Um outro ato falho muito comum é
a substituição de nomes, isso é, quando vamos chamar uma pessoa e trocamos seu
nome pelo de outra pessoa. Ou então quando esquecemos o nome de uma pessoa. A
real motivação da troca de um nome pelo outro ou pelo seu esquecimento pode ser
analisada.
Se alguém também afirma: "'Não
me peça para fazer isto, tenho certeza de que vou esquecer!'", a
realização dessa profecia, segundo Freud (1997), nada tem de místico, pois
"quem assim fala sente em si a intenção de não executar o pedido e apenas
se recusa a confessá-lo a si mesmo."
Os atos falhos, por se
manifestarem em todas as pessoas, e não apenas em neuróticos, é um dos
principais meios de acesso às descobertas da Psicanálise. Tanto que Freud
escolheu este tema como o primeiro a apresentar em suas "Conferências
Introdutórias sobre Psicanálise" (volumes XV e XVI da Edição Standard das
Obras Completas).
Para ilustrar um ato falho de
esquecimento, relato um incidente que me ocorreu recentemente. Estava
apresentando um trabalho em sala de aula sobre o julgamento de Sócrates.

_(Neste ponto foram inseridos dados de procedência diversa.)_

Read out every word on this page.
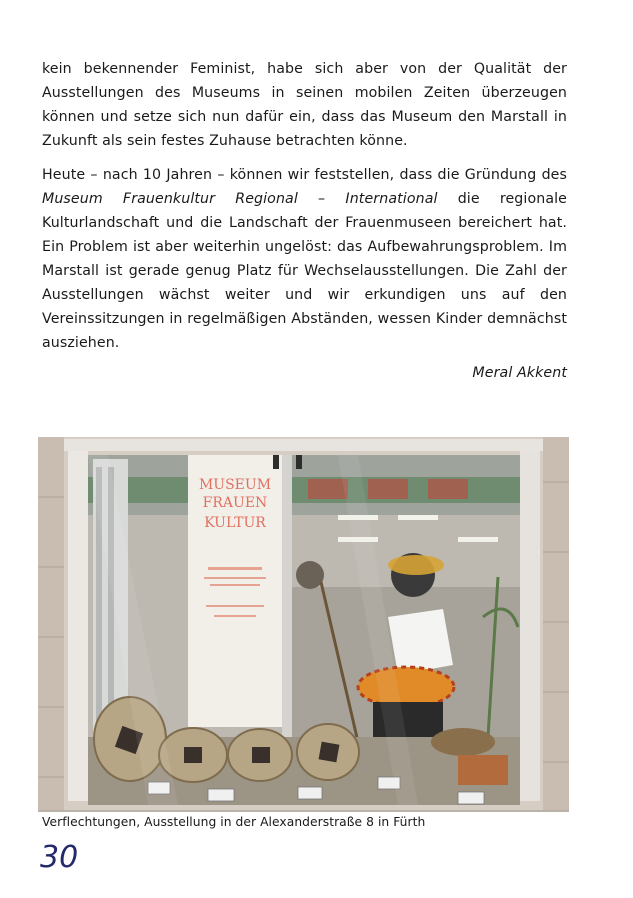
kein bekennender Feminist, habe sich aber von der Qualität der Ausstellungen des Museums in seinen mobilen Zeiten überzeugen können und setze sich nun dafür ein, dass das Museum den Marstall in Zukunft als sein festes Zuhause betrachten könne.

Heute – nach 10 Jahren – können wir feststellen, dass die Gründung des Museum Frauenkultur Regional – International die regionale Kulturlandschaft und die Landschaft der Frauenmuseen bereichert hat. Ein Problem ist aber weiterhin ungelöst: das Aufbewahrungsproblem. Im Marstall ist gerade genug Platz für Wechselausstellungen. Die Zahl der Ausstellungen wächst weiter und wir erkundigen uns auf den Vereinssitzungen in regelmäßigen Abständen, wessen Kinder demnächst ausziehen.

Meral Akkent

MUSEUM
FRAUEN
KULTUR

Verflechtungen, Ausstellung in der Alexanderstraße 8 in Fürth

30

Durante minha fala me esqueci completamente de uma palavra, o que foi
constrangedor, pois fiquei alguns segundos calado, em pé, diante de toda a
classe, que esperava que eu desse prosseguimento. Com a ajuda do texto que
tinha em mãos consegui recuperar o termo reprimido: era a palavra
"acusação".
Depois que terminei e me sentei,
tentei analisar este episódio e logo encontrei seu motivo: a palavra
"acusação" estava associada a "julgamento", o que se
associava com o receio de que a audiência estivesse julgando ou acusando a
apresentação que eu estava fazendo. E o contexto era propício a isso
porque, como já afirmei, o tema do trabalho era o julgamento de Sócrates, e
estávamos comentando a obra "Apologia de Sócrates", de Platão.
Os atos falhos foram agrupados
por Freud em sete tipos: orais, escritos, de falsa leitura e de falsa audição,
esquecimento temporal, perdas e atos sintomáticos. Alguns guardam muitas
semelhanças com outros, como os lapsos de língua e os de escrita, por exemplo.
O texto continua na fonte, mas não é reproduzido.